Overcapacity and poor margins have bankrupted a multitude of solar suppliers and forced corporate investors out of the market over the past two years, but the industry is set to recover quickly thanks to converging supply and demand according to Lux Research.
Profit margins will recover as oversupply plummets in 2015, according to Lux. Due to the bankruptcies of uncompetitive players, and underlying financial constraints preventing capacity expansion, overall module capacity will decrease to 58 GW in 2015. Meanwhile, the growth of new markets like China will lead to global demand growth from 31 GW in 2012 to 52 GW in 2015. In combination these will lead to module oversupply of only 12 percent, down from 100 percent in 2012. As a result, module margins will recover up to 10 percent from their near-zero averages today, according to Lux.
Lux says that so-called “corporate thought leaders” will now race to re-enter the market. Some early movers like BASF and Johnson Controls have already made strategic moves to enter the market by leveraging existing technologies or market platforms, while ABB made a billion-dollar acquisition of a major solar inverter supplier. Others will race to form partnerships and make acquisitions in 2015, driving up the cost of entry. Those that choose to slow-play the market will risk finding themselves on the outside looking in, Lux says.

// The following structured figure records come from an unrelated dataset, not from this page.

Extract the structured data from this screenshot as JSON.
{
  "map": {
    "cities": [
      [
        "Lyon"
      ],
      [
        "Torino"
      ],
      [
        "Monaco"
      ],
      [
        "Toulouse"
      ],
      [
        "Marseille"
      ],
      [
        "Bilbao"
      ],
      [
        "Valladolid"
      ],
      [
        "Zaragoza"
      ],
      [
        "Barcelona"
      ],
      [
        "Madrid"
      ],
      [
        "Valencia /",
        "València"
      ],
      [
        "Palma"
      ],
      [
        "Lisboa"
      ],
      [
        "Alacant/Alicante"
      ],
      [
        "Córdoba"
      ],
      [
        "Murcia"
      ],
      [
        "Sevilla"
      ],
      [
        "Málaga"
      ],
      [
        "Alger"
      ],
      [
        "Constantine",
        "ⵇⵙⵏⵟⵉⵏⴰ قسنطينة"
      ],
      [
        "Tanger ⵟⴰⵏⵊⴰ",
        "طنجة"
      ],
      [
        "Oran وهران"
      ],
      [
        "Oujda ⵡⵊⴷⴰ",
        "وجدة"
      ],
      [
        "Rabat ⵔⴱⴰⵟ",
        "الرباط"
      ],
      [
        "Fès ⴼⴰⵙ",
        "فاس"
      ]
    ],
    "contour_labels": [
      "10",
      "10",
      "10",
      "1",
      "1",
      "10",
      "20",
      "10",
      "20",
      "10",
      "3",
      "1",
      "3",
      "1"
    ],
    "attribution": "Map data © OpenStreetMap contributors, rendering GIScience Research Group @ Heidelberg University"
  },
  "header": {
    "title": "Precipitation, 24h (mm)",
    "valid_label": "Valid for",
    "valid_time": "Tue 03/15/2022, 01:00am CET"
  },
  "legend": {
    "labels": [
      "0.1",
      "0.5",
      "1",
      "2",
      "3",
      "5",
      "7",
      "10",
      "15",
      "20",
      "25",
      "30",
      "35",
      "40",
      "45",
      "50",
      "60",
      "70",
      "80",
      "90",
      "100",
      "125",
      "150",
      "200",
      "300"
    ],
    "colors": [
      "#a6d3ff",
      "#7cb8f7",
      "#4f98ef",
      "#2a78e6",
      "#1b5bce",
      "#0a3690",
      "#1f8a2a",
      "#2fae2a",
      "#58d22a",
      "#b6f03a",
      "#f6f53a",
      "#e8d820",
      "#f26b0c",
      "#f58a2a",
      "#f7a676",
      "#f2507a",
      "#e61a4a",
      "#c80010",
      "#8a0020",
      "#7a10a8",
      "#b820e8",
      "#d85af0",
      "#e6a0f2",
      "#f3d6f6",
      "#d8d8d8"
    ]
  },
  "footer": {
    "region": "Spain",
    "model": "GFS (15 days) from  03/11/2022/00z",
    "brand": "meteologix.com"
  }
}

Successful stakeholders are planning years ahead, according to Lux. As the surviving supply landscape becomes increasingly clear, top solar companies are ensuring their positions in the market for the long-term by investing in technologies to increase performance, lower costs, improve product quality, and enable new features. Areas of investment range from high-efficiency crystalline silicon cell technologies to hybrid photovoltaic/thermal cogeneration systems from the likes of IBM, to coatings for higher-quality, longer-lasting modules – a major focus in light of recent allegations of defective products, Lux says.
Lux describes solar’s growing presence in the future energy mix as “undeniable,” as also exemplified in the energy outlooks from several prominent oil companies. It remains to be seen which corporate leaders will find mutually beneficial partnerships and investments early and reap the rewards of growth for a low price, and which “laggards” will miss out on the opportunity, Lux says.